Summit Entertainment is taking advantage of the mega-grossing "Twilight Saga" series before it concludes in 2013 by refinancing its $800 million debt.
On Wednesday afternoon, Summit received a B rating — a solid but cautious grade — from Standard & Poors. Earlier in the day, Moody’s Investor Service gave the company a B1.
The rating arrives while the "Twilight Saga" series continues to rack up big grosses, putting Summit in a comparatively strong position.
Receiving a rating means that Summit can issue bonds, which would allow the company would pay a lower interest rate than it currently does.
According to Standard & Poors, "We regard Summit's business risk profile as vulnerable because of its narrow business focus, revenue concentration on one movie franchise, and earnings volatility from the timing of hit movie releases."
Standard & Poors also said that Summit has "an aggressive financial risk profile" because it is especially dependent on the two remaining "Twilight" films.
Marla Backer, an analyst with Hudson Square Research, said Moody's B1 is “clearly a speculative grade rating which makes sense, but it’s squarely in the middle to the high end of those speculative ratings.”
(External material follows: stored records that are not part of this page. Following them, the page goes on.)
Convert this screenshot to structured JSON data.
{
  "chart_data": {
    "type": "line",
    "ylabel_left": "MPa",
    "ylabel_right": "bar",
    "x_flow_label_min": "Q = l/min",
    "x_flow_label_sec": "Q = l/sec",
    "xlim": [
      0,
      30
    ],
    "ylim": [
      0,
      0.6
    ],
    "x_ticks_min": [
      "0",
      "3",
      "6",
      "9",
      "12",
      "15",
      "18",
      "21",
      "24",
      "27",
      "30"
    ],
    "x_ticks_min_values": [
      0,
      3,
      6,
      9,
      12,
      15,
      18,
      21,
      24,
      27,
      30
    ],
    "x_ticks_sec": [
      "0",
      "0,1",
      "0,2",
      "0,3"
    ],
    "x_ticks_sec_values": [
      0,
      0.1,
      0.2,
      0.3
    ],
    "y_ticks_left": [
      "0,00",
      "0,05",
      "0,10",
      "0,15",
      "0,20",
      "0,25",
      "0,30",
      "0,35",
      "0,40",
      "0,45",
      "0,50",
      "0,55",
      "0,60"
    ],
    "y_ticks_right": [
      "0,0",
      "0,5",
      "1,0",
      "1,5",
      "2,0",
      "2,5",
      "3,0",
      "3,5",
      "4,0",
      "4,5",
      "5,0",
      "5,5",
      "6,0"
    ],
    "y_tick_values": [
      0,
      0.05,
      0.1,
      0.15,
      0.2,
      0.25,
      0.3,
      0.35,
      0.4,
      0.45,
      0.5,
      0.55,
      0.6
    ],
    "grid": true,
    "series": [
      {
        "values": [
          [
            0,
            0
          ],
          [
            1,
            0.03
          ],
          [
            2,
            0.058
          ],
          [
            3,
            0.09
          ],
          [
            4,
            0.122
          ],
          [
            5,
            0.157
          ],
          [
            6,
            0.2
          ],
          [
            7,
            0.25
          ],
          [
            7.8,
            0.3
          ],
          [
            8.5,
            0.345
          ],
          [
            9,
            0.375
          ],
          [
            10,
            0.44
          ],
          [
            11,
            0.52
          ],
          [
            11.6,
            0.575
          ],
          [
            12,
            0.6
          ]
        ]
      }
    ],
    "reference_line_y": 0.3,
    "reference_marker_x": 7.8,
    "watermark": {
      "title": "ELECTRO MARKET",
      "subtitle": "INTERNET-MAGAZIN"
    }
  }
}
Getting ratings also could position Summit for an initial public offering.
An individual close to Summit warned against reading too much into the bond rating. Rather, the source said Summit is flush with money from the "Twilight" series and, consequently, is in a position to borrow money at better terms.
“This is not portending something else,” the individual said. “They’re renegotiating the terms of how they use their money.”
Summit has expressed interest in expanding into television or other areas.
Laura Martin, an analyst with Needham & Co., said the B1 rating is strong.
“It should lower their cost of capital overall,” she said. “It doesn’t address the strategic issues. This is just a form of financing. It addresses financing issues in the future, but not strategic issues like, what are they going to do post-Twilight.”
Moody’s expressed some concern about what Summit will do after the Twilight series ends.
"Summit's B1…reflects the inherent high risk associated with the film business and the company's dependence on new filmproduction, recognizing its modest library portfolio size," Moody's wrote.